When June rolled around, my father was more than ready to spend the summer in Montauk again. My parents rented the same cottage, and with funds he raised by selling some of his blue-chip stocks, Dad bought a Chrisovich 33, which, with its sixteen-foot tuna tower, was much more suited to handle the kind of deep-sea fishing he loved. He also bought another plane, this time a Cessna 206 Stationair, which had a more powerful engine and a larger seating capacity than the Piper Comanche.
But the new toys weren’t just for recreation. Dad had a plan. After Steeplechase, he had been increasingly sidelined at Trump Management, so he came up with the idea of chartering both the boat and the plane to create another source of income. If it worked out, he might be able to free himself from Trump Management after all.
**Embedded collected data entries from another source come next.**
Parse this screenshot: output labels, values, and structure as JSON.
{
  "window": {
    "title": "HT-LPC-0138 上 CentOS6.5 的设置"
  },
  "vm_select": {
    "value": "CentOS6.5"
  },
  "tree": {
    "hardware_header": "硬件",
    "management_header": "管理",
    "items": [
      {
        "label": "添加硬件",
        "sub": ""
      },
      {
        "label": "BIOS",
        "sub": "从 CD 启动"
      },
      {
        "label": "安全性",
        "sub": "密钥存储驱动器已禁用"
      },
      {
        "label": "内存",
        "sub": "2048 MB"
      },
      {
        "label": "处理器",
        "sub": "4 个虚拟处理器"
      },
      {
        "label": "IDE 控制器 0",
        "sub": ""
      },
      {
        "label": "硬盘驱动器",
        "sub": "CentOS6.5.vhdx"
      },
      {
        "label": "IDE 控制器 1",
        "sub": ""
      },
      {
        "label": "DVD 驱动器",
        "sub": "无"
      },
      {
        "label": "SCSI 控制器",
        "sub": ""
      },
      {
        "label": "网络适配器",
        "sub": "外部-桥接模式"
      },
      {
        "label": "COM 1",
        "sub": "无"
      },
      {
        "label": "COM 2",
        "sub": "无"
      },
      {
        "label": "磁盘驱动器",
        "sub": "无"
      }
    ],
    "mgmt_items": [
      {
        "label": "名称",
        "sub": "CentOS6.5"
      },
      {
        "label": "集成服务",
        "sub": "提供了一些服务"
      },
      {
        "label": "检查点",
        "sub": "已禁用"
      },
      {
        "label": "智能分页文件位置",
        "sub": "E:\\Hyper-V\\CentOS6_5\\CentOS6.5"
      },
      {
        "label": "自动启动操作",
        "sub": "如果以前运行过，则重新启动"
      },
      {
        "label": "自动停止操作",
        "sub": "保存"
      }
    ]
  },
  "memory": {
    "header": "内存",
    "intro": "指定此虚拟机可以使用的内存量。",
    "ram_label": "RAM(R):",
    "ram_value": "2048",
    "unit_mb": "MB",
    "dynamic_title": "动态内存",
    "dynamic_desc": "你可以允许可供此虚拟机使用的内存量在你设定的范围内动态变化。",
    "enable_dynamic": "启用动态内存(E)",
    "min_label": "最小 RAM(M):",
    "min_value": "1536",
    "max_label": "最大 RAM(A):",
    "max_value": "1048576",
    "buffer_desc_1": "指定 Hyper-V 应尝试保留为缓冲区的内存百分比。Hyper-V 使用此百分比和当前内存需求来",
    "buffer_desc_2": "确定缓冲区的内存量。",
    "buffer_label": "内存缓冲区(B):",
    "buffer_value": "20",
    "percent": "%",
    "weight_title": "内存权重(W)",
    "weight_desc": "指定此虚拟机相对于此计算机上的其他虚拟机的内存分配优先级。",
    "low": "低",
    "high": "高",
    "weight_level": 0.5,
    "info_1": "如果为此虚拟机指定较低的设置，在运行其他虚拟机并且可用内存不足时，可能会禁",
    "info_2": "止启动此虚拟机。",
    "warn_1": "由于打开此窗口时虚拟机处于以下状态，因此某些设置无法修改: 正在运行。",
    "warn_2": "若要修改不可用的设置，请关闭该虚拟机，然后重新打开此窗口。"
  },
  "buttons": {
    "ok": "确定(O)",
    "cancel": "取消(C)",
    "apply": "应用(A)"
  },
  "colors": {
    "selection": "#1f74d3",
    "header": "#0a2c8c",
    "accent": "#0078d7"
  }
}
He hired a full-time captain to run the boat charters, but on the weekends, when doing so would have been the most lucrative, he had the captain drive him and his friends around instead.
When Linda joined them on the boat, she noticed that Freddy always drank more than everybody else, just as he had in Marblehead, which spurred increasingly intense fights between them. The increasing frequency with which Freddy flew under the influence was alarming, and as the summer of 1967 proceeded, Linda became reluctant to get onto the plane with him. The unraveling continued. By September, Dad realized that his plan wasn’t going to work. He sold the boat, and when Fred found out about the plane, he got rid of that, too.
At twenty-nine years old, my father was running out of things to lose.